Bir az konunun dışın çıktım ama güvenliğimiz açısından Kıbrısla benzerliği bakımından değinmeden geçemezdim.
Ziyaret ettiğimiz her haneden “Terörsüz Türkiye” sürecine tam destek ve dua aldık. “Ne olur insanlar ölmesin, biz de huzur içinde yaşayalım” demeleri bize de huzur verdi, biz de onların bu dualarına amin dedik.
Ayrıca Kıbrıs Gazileri gazilere genel olarak verilen bazı haklardan mahrum olduklarını söylediler, bu konuda Şehit-Gazi dernekleriyle işbirliğine gidilerek varsa bir yanlışı düzeltmek de siyasilere, bize düşüyor.
Türkiye coğrafi konumuyla, yer altı yer üstü zenginlikleriyle, dört mevsimin yaşandığı, adeta bir yarımada oluşuyla müstesna bir memleket.
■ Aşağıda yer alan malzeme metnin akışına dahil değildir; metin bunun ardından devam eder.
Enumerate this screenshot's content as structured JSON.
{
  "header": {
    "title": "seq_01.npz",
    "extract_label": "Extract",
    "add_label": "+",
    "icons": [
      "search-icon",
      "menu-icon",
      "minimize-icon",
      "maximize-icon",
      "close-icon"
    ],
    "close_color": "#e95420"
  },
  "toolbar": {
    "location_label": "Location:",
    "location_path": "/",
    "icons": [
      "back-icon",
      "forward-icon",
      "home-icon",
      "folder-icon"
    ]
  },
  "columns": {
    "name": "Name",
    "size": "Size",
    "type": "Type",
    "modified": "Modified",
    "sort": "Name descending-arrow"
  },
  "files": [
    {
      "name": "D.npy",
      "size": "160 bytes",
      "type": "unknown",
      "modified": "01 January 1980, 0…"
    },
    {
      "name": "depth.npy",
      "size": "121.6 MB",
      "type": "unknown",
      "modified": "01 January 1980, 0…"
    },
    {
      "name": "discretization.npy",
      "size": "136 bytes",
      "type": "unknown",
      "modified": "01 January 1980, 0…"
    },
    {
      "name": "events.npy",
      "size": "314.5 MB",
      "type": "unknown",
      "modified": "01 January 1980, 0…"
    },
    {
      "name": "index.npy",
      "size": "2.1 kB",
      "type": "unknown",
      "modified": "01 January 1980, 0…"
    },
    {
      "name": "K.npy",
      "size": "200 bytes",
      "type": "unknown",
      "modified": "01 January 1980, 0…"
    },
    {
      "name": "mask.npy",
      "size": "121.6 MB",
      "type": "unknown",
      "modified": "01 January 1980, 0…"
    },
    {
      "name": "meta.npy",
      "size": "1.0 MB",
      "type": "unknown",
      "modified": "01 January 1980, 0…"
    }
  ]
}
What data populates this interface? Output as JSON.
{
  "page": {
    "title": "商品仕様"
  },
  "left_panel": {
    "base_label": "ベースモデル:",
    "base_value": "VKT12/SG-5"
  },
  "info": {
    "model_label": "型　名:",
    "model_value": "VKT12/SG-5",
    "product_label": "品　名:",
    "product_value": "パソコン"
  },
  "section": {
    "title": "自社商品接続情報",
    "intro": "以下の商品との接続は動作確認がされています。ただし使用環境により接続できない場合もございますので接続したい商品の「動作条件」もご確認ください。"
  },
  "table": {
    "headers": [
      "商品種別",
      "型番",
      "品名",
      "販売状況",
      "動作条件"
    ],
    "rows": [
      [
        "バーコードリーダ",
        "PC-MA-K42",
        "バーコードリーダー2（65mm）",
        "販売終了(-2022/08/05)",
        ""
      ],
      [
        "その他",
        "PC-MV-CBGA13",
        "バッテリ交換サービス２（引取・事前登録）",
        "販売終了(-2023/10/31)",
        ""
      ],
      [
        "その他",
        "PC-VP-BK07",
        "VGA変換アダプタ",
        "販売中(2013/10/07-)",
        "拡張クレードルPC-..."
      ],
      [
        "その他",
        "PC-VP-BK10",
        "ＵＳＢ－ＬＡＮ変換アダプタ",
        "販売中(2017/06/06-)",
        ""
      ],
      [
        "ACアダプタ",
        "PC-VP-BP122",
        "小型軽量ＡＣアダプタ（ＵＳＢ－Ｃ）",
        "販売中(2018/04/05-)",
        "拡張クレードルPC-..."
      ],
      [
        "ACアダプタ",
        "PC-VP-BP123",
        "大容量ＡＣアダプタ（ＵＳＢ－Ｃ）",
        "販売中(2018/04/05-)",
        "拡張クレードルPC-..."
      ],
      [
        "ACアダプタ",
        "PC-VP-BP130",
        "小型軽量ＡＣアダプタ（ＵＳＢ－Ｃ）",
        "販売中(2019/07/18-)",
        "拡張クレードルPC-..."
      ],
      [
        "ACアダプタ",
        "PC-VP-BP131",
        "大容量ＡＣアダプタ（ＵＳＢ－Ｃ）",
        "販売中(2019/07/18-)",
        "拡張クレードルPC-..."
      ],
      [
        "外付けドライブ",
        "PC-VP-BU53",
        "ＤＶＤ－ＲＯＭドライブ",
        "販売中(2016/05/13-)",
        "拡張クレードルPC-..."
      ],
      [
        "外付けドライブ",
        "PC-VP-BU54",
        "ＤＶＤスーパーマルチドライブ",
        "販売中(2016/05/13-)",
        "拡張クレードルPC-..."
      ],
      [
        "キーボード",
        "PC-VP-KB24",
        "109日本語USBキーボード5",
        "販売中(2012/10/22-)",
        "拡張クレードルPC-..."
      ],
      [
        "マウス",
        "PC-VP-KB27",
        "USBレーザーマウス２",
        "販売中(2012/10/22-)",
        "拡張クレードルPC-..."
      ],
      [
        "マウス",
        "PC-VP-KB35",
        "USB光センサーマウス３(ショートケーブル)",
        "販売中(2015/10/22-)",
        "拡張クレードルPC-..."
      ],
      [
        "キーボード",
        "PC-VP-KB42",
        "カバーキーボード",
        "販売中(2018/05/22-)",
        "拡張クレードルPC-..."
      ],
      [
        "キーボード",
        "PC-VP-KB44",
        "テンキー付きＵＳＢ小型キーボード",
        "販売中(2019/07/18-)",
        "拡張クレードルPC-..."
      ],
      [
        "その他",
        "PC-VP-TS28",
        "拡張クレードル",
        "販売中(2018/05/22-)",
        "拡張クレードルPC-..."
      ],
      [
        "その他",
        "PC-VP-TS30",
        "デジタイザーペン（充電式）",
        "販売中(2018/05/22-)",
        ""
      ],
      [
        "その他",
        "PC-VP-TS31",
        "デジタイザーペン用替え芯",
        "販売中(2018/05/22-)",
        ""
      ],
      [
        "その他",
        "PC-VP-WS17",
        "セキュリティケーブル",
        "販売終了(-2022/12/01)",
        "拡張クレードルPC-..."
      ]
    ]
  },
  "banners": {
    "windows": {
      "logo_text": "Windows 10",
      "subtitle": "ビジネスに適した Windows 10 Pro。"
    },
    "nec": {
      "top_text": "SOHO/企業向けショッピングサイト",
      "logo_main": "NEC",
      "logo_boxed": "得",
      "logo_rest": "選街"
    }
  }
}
Öyle ki karanlık dünya aklı ülkemiz için “kurursa sulayın, uzarsa budayın” yaklaşımıyla bize muamele ediyorlardı.
Cumhurbaşkanımızın liderliğinde ülkemiz uzadıkça uzuyor ve batılılar bizi budamakta zorlanıyorlar, sağdan soldan bizi rahatsız etmek için çalışıyorlar, ama nafile “Terörsüz Türkiye” projesiyle iç cephemizi takviye edersek maddi manevi kalkınma için artık önümüzde engel kalmayacak evvel Allah, işte bunun için de bundan sonra "Yüksek Subay" adını verdiğimiz gazilerimiz ve şehit yakınlarımızın dualarına ihtiyacımız var. Kendilerine sıhhat selamet diliyorum, amin demeniz dileğiyle.
Selam ve selametle kalın, huzur içinde yaşayın.